Quand le tirage frappe fort : le Mondial 2026 promet des chocs à haute voltige et un carré arabe dans les pots
25 novembre 2025
Une mécanique audacieuse pour le tirage du Mondial 2026
Pour la Coupe du Monde 2026, la FIFA introduit une méthode inédite destinée à repousser les grandes affiches jusqu’aux phases finales, tout en garantissant des affiches de prestige plus tard dans le tournoi qui se joue sur le sol américain, canadien et mexicain.
Selon l’organisateur, les quatre équipes les mieux classées seront « appariées » de façon à être réparties dans deux demi-finales potentielles distinctes. Ainsi, l’Espagne et l’Argentine seront dans des demi-finales différentes, tout comme la France et l’Angleterre, à condition qu’elles terminent en tête de leur groupe lors du tour préliminaire.
Cette configuration ne s’applique que si les quatre têtes de série conservent leur position après la phase de groupes. Lorsque deux équipes pourraient se rencontrer dans le même tirage, elles seront placées dans des demi-finales séparées, un principe similaire à certains systèmes de Wimbledon ou de la Ligue des Champions réinventée.
Le but affiché par la FIFA est d’éviter les chocs précoces entre géants et de maintenir les meilleures affiches jusqu’aux étapes ultimes du tournoi, renforçant ainsi l’intérêt et la dramaturgie des phases finales. Un dispositif similaire avait été utilisé lors de la précédente édition du Mondial des clubs.
La finale et les détails pratiques
La FIFA indique que la « tirage final » aura lieu le vendredi 5 décembre à 17:00 GMT et que les quatre pots, incluant les équipes des barrages, seront explicités lors de cette cérémonie. Les équipes hôtes (Canada, Mexique et États‑Unis) seront positionnées dans leurs groupes respectifs pour jouer chez eux, et les places des autres équipes seront décidées par un système informatique garantissant l’équilibre des groupes.
Les informations officielles précisent que 12 groupes de quatre seront constitués, et que les vainqueurs de certains barrages continentaux se retrouvant dans le pot 4 auront des places dédiées selon des contraintes précisées par l’instance dirigeante.
Les pots et les règles spécifiques
Les cinq points clefs du tirage incluent l’arrivée de 48 équipes pour la première fois, avec une distribution précise des pots. Le pot 1 réunit des têtes de série telles que le Canada, le Mexique, les États‑Unis, l’Espagne, l’Argentine, la France, l’Angleterre, le Brésil, le Portugal, les Pays‑Bas, la Belgique et l’Allemagne.
Le pot 2 regroupe notamment la Croatie, le Maroc, la Colombie, l’Uruguay, la Suisse, le Japon, le Sénégal, l’Iran, la Corée du Sud, l’Équateur, l’Autriche et l’Australie.
Le pot 3 comprend des sélections comme la Norvège, le Panama, l’Égypte, l’Algérie, l’Écosse, le Paraguay, la Tunisie, la Côte d’Ivoire, l’Ouzbékistan, le Qatar, l’Arabie Saoudite et l’Afrique du Sud.

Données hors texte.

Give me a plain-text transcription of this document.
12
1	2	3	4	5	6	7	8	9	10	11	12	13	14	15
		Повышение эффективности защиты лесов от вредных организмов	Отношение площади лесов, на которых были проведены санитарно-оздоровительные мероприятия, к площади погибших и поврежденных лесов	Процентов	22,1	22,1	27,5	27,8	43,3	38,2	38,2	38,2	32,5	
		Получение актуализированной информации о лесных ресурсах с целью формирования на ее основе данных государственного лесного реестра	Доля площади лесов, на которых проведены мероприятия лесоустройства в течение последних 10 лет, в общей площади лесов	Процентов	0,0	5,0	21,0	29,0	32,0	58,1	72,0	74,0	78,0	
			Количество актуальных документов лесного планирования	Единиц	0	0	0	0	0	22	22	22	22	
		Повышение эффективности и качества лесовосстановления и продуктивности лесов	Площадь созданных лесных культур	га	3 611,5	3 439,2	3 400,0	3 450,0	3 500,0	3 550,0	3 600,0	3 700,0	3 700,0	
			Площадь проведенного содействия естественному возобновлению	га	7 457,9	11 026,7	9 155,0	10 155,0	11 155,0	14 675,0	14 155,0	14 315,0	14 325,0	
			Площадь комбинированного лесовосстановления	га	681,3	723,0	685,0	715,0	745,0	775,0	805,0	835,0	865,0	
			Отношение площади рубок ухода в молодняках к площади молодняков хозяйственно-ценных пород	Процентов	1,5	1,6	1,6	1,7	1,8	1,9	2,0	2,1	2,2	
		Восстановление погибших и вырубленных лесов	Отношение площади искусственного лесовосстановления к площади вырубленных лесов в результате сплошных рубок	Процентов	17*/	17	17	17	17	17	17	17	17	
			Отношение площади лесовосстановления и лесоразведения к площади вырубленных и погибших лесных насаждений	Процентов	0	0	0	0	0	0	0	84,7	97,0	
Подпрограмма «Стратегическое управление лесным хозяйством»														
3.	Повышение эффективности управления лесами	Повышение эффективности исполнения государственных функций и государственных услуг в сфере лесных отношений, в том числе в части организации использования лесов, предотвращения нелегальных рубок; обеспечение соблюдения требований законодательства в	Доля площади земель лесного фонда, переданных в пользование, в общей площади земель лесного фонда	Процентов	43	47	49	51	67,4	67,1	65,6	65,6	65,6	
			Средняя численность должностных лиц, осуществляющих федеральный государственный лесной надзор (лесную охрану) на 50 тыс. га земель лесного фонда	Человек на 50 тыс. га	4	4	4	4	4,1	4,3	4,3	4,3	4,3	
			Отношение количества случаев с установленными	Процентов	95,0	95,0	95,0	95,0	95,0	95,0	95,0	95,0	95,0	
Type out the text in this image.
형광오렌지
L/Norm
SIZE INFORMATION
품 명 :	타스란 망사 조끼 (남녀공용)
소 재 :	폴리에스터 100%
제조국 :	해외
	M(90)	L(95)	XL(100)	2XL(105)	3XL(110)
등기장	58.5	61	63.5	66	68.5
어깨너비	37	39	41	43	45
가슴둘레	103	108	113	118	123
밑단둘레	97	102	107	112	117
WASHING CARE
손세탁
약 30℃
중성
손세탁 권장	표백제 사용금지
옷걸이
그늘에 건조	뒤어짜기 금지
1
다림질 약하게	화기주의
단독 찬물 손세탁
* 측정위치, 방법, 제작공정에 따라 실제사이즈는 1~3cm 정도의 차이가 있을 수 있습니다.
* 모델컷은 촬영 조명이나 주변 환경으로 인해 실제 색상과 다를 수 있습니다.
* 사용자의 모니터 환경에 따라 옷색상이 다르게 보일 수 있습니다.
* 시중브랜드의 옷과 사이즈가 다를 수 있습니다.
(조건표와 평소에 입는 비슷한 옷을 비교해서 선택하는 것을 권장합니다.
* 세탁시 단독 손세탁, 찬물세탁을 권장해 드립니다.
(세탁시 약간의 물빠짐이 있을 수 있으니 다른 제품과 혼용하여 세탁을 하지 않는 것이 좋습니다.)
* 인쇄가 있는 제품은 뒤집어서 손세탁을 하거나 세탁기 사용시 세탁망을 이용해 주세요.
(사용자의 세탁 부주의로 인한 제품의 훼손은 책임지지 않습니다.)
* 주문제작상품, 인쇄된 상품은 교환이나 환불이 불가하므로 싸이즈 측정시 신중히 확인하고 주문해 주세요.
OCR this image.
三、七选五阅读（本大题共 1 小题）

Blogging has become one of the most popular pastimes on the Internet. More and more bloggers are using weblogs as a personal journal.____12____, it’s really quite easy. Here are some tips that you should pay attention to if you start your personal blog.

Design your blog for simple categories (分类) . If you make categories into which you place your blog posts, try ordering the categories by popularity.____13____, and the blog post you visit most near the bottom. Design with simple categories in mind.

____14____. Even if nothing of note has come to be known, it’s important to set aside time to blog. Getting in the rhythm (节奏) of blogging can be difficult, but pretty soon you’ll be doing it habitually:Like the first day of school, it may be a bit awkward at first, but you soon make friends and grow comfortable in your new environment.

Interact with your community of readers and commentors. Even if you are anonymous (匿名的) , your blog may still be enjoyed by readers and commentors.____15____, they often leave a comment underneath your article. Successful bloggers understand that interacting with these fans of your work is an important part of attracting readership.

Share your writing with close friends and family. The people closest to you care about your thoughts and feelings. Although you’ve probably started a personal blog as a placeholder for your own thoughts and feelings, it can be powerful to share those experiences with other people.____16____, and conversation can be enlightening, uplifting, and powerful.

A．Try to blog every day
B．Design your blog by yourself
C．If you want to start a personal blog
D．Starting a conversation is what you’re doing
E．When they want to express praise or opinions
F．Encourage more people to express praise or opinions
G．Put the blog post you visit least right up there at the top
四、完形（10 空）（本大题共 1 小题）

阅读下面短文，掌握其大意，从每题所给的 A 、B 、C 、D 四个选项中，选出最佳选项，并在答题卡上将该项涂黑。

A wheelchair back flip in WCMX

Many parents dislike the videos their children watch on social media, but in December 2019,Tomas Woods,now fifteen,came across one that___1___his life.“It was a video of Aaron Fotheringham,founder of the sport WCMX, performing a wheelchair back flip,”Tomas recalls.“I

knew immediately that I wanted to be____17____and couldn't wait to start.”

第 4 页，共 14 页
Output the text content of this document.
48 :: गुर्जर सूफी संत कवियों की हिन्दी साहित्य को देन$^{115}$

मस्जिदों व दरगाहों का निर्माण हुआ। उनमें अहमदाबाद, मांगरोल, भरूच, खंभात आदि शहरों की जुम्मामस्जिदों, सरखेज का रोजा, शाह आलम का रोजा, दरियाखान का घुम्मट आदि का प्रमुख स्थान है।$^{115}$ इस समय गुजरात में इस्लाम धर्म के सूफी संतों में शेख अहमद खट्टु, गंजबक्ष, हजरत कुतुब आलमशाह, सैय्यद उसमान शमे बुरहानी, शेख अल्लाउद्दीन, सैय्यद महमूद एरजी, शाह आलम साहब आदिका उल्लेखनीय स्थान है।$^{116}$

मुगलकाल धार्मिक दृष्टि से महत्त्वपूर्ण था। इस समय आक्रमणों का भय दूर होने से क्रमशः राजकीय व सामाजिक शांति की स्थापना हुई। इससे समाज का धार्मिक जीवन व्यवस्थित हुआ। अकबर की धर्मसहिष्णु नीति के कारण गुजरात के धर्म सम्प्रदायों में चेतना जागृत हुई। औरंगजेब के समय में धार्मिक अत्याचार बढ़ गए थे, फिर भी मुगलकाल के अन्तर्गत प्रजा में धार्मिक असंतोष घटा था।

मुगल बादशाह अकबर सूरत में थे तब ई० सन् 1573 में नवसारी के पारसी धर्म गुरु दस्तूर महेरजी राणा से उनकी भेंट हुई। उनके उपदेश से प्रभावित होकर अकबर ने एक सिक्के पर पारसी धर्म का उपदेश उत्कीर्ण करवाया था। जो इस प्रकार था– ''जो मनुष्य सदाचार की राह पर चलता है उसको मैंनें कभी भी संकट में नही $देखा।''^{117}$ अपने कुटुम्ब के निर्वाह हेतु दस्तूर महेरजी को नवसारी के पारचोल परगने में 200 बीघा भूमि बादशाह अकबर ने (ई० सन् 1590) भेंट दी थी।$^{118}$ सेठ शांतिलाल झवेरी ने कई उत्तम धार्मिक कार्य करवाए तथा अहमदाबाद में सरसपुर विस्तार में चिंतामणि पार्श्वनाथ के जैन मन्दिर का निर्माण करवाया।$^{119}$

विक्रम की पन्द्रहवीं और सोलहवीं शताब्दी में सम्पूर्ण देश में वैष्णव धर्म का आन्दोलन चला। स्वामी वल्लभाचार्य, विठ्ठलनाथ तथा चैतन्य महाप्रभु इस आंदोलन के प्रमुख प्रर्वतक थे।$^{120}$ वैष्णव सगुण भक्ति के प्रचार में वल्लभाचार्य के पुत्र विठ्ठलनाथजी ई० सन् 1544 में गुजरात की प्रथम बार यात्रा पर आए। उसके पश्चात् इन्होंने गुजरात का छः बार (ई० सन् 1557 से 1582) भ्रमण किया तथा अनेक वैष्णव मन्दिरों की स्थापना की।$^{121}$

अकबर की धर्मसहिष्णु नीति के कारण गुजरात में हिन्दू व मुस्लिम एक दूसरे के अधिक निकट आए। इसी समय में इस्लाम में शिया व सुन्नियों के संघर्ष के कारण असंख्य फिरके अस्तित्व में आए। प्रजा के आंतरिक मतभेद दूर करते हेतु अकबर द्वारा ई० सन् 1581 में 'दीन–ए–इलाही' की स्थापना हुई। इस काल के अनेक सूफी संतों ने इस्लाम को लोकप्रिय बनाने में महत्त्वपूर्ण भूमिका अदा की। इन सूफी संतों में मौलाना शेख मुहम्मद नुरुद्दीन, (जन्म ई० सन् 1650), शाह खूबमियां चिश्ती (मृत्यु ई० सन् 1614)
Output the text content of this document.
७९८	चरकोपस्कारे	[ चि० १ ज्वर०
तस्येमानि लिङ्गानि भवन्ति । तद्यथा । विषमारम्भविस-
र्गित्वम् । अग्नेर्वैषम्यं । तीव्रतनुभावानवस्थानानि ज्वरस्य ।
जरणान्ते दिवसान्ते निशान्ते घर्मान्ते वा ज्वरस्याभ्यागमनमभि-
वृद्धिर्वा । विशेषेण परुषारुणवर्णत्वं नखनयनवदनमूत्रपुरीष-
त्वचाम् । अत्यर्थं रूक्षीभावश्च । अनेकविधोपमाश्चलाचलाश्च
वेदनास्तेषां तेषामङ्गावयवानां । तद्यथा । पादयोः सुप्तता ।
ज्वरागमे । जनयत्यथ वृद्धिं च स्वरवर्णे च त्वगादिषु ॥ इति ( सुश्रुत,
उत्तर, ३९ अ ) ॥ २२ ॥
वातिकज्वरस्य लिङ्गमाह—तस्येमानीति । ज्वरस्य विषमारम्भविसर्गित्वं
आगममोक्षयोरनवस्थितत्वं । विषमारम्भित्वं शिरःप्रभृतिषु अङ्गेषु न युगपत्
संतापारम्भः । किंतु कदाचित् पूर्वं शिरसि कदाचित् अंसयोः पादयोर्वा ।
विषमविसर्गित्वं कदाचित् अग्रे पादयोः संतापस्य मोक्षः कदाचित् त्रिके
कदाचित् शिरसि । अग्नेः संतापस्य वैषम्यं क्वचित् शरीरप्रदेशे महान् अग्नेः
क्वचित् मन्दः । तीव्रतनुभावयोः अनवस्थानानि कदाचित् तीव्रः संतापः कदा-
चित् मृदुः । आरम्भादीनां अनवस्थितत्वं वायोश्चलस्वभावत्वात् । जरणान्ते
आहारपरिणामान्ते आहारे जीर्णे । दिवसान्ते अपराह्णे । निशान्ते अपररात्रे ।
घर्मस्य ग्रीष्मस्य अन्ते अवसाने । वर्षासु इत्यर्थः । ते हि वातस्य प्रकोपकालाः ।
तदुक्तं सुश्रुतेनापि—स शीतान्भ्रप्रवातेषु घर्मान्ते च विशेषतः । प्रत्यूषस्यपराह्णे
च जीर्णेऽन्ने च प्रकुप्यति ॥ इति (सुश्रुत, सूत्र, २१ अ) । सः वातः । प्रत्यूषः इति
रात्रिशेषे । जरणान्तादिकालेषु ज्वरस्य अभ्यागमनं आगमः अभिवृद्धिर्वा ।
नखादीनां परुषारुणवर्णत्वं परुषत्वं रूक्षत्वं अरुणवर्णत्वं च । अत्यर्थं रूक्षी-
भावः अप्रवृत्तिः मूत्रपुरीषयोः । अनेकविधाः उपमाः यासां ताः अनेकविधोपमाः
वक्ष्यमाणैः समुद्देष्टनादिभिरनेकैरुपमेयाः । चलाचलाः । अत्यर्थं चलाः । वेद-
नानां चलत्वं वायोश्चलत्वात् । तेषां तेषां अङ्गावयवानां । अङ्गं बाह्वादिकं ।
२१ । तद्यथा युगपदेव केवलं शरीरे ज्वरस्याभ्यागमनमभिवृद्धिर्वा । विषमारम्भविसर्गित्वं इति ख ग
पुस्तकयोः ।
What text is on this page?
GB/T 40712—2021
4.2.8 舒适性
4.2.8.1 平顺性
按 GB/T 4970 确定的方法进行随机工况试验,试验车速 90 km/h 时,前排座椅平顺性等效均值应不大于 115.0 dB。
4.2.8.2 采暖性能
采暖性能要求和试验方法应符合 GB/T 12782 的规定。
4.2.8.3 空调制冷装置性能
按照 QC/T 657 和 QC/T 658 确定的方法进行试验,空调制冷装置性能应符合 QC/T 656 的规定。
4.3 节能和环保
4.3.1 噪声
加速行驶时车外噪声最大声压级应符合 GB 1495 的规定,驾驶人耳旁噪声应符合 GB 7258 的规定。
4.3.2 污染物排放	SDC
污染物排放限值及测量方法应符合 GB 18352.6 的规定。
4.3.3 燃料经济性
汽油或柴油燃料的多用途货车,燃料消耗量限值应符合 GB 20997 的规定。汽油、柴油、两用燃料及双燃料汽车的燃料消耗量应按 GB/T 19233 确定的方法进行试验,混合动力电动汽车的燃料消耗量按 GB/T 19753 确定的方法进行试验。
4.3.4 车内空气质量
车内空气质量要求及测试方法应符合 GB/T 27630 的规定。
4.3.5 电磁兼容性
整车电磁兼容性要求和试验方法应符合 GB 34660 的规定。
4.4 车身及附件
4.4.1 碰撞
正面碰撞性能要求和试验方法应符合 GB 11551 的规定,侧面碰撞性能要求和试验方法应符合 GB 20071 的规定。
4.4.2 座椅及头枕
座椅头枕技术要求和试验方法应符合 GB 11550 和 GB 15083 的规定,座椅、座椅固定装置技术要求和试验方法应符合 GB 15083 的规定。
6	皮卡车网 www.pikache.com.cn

Le pot 4 réunit notamment la Jordanie, le Cap-Vert, le Ghana, Curaçao, Haïti, la Nouvelle‑Zélande et les vainqueurs des barrages européens (A, B, C, D) ainsi que les vainqueurs de certains barrages FIFA.
Après le tirage, les détails des matchs et le calendrier seront précisés le 6 décembre. Le processus vise à attribuer les matches en fonction des disponibilités, des lieux et des diffusions télévisées, tout en respectant les contraintes de répartition par confédération et pays hôte.
La règle européenne présente des particularités: aucun groupe ne peut contenir deux pays européens, mais l’Europe, avec 16 qualifiés, sera répartie sur 12 groupes, ce qui signifie que quatre groupes accueilleront deux Européens. Certaines voies de barrages continentaux limiteront aussi certaines combinaisons dans les groupes.
En résumé, les détails du tirage permettront de connaître l’ordre des matchs et les dates, puis les lieux exacts et les heures officielles seront communiqués ultérieurement, avec une volonté d’optimiser les calendriers et les déplacements.
Notes et perspective
Pour conclure, si vous trouvez ce tirage complexe, rassurez-vous: le football adore nous faire tourner en rond avec des règles qui semblent mathématiquement propres mais qui demandent tout de même une bonne dose de magie sur le terrain.
Punchline sniper 1: Dans ce tirage, même la calculatrice hésite entre “groupe facile” et “groupe de la mort” — et elle a raison, les chiffres mentent rarement.
Punchline sniper 2: Le seul endroit où tout est prévisible, c’est dans les règles du tirage; le reste, c’est la magie du ballon rond qui décide qui rit et qui court après le ballon comme un chat après une balle laser.